Ini menurut saya jadi hal yang nggak akan saya lupa di seumur hidup saya.
Kita deket banget, dari kita MABA, dan sampe di semester 7 perkuliahan (saat saya menulis ini) saya tahu, sahabat saya itu bagaimana semangat hijrah nya. Selalu ngajarin saya tentang kebaikan. Memberi solusi dalam banyak masalah. I think selama hampir 3,5 tahun itu kita nggak pernah punya masalah yang berarti. Saya juga bukan tipikal yang beperan dan pekaan, jadi hampir nggak pernah menganggap sesuatu itu adalah hal yang sepenting itu.

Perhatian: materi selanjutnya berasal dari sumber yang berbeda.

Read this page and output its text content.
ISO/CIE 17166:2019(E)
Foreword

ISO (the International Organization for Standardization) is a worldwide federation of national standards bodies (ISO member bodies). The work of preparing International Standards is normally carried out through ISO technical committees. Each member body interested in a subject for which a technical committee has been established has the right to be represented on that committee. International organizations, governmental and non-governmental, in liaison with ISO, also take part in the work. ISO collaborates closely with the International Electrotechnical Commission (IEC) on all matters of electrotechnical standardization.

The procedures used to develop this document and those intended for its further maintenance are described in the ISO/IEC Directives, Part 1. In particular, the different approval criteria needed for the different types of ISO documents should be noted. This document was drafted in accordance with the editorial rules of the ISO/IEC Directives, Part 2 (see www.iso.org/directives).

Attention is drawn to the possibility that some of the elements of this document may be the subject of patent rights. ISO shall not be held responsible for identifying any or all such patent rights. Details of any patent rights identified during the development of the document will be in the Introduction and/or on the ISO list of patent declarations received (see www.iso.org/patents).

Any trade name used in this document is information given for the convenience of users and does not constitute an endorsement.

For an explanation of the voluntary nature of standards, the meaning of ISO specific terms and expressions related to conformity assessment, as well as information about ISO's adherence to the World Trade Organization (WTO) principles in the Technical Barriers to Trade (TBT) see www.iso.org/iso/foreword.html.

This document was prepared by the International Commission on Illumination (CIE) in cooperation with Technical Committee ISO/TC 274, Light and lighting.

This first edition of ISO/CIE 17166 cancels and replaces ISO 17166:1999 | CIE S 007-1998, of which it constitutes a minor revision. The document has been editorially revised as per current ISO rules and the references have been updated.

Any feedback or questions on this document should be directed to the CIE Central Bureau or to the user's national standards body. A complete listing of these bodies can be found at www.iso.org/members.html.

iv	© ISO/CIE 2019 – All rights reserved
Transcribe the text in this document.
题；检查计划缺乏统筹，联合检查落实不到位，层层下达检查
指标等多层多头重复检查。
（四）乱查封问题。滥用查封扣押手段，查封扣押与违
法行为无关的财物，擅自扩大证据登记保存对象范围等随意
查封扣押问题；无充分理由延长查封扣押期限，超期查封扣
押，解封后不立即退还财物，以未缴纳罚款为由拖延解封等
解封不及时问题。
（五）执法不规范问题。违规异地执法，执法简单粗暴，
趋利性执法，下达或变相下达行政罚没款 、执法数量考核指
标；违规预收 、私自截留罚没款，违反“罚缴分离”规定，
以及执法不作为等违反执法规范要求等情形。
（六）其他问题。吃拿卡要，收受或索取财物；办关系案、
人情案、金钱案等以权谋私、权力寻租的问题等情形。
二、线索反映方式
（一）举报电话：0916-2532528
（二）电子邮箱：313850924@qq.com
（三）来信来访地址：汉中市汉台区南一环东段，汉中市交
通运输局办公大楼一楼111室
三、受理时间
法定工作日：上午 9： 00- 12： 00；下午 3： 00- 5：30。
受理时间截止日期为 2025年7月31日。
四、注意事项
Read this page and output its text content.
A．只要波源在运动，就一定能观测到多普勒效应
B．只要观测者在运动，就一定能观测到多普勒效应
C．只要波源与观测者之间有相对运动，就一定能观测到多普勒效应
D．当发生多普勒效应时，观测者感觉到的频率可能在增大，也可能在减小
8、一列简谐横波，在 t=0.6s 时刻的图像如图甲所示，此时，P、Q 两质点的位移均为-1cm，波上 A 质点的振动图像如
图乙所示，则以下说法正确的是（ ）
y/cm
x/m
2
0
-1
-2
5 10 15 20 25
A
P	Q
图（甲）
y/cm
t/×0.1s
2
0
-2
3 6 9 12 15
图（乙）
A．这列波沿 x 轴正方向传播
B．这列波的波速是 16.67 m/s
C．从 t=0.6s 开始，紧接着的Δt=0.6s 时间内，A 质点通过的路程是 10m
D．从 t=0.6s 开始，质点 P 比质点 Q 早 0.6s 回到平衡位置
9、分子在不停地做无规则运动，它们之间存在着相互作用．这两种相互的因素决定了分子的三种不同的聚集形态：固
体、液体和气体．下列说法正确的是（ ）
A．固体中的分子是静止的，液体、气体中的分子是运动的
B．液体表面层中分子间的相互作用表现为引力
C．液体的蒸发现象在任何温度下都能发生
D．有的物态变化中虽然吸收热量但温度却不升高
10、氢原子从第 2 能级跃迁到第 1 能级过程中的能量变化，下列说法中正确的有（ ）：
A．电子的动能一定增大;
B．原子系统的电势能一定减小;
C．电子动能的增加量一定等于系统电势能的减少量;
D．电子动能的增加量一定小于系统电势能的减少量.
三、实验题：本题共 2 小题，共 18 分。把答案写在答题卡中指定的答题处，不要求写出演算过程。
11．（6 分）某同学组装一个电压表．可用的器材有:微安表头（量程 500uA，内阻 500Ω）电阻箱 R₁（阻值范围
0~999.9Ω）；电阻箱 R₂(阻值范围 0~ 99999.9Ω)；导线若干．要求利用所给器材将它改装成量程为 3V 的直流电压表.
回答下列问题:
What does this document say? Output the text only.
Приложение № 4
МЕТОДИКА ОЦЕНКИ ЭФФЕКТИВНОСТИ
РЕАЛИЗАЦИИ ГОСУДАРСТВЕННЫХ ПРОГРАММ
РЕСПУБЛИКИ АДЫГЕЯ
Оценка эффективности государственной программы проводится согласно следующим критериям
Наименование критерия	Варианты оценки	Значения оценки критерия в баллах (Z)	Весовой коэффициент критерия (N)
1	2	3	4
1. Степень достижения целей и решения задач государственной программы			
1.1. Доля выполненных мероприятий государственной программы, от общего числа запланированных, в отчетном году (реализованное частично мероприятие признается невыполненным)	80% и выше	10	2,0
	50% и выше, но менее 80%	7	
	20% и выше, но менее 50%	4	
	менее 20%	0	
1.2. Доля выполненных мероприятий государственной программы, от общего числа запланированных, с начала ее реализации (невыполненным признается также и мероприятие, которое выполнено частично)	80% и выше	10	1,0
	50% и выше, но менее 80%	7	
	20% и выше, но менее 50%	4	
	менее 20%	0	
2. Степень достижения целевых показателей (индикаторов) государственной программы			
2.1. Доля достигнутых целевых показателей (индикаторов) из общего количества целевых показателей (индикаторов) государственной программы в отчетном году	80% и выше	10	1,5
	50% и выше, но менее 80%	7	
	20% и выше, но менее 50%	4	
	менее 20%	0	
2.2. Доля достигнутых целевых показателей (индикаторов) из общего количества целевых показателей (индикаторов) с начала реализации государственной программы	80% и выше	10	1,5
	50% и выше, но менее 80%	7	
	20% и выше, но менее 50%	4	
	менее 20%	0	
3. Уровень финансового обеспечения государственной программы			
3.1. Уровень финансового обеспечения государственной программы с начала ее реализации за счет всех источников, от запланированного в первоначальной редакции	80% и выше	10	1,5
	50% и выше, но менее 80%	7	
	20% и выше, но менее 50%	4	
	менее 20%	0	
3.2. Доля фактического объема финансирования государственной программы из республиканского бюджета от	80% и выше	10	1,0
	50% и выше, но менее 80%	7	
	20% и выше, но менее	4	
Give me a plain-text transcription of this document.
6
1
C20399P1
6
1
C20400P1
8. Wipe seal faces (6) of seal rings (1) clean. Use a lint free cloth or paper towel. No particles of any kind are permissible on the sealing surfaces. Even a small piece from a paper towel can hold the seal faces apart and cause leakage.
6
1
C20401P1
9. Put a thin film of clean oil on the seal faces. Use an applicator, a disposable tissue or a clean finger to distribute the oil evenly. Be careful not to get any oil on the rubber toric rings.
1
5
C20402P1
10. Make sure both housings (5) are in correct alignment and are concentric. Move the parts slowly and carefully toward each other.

26 November waktu itu, pertama kalinya saya merasa kita berdua punya hubungan yang renggang banget. Awalnya saya pikir itu cuma untuk sementara, mungkin mau PMS. Kita nggak pernah lagi saling berbagi cerita, dia nggak pernah lagi menghampiri kamar saya, dan saya sesungkan itu buat ngajakin ngomong seperti biasa, karna nanti moodnya semakin rusak. Sesederhana itu bagi saya, dan itu berlangsung lama sampai di Jumat di minggu yang sama. Malam itu saya ada janji untuk rapat kepengurusan untuk ORDA, dan sembari menunggu yang lain datang, saya memang sudah mempersiapkan untuk me-WA sahabat saya itu. Karna saya cukup nggak enak hati buat ngomong langsung, bukan nggak enak hati sih, lebih ke "lewat media sosial mungkin lebih nyaman". Akhirnya saya WA, saya tanya dia marahkah dengan saya. Dan saya nggak pernah menyangka jawaban bahwa dia kecewa dengan saya yang dia balas. Teringat kejadian hari minggu kalau lantai kosan itu kena kencing kucing, saya waktu itu emang sempet terlintas buat ngajakin bersihin, tapi karna entah apa, saya nggak inget bahwa pikiran itu bakal terlintas. Waktu itu juga saya mikirnya, oh kan saya nggak piket. It was so terrible things. Ternyata dia kecewa dengan saya, dia berharap saya punya inisiatif buat ngajakin bersihin najisnya, cuma ternyata saya terlihat terlalu sibuk dengan tugas. Dia kecewa, karna semua yang kita lakukan di dunia pasti ditanya di akhirat, dan dia kecewa karena saya setidak peduli itu. Yah, saya nggak menyalahkan itu memang karna saya juga se desperate itu sama tugas yang numpuk. Dia kecewa, karna pasti tiap hal yang kita lakukan di dunia akan dipertanggungjawabkan di akhirat. Menahan tangis di depan forum rapat saya mulai merenung. Apa hidup bersosial saya serendah itu, sepanjang malam saya fokuskan mengikuti rapat, tapi setelah pulang, saya kembali merenung, baik banget Allah ke saya, memberi sahabat yang juga memikirkan akhirat saya, walaupun saya bukan tipikal peka yang sadar kode, tapi saya tau saya salah. Sebenarnya di hari senin saya sudah menganak buat goro di hari Jumat/sabtu nya gitu, soalnya takutnya temen yang lain lagi sibuk, tapi ternyata selasanya sahabat saya membersihkan lantai kosan.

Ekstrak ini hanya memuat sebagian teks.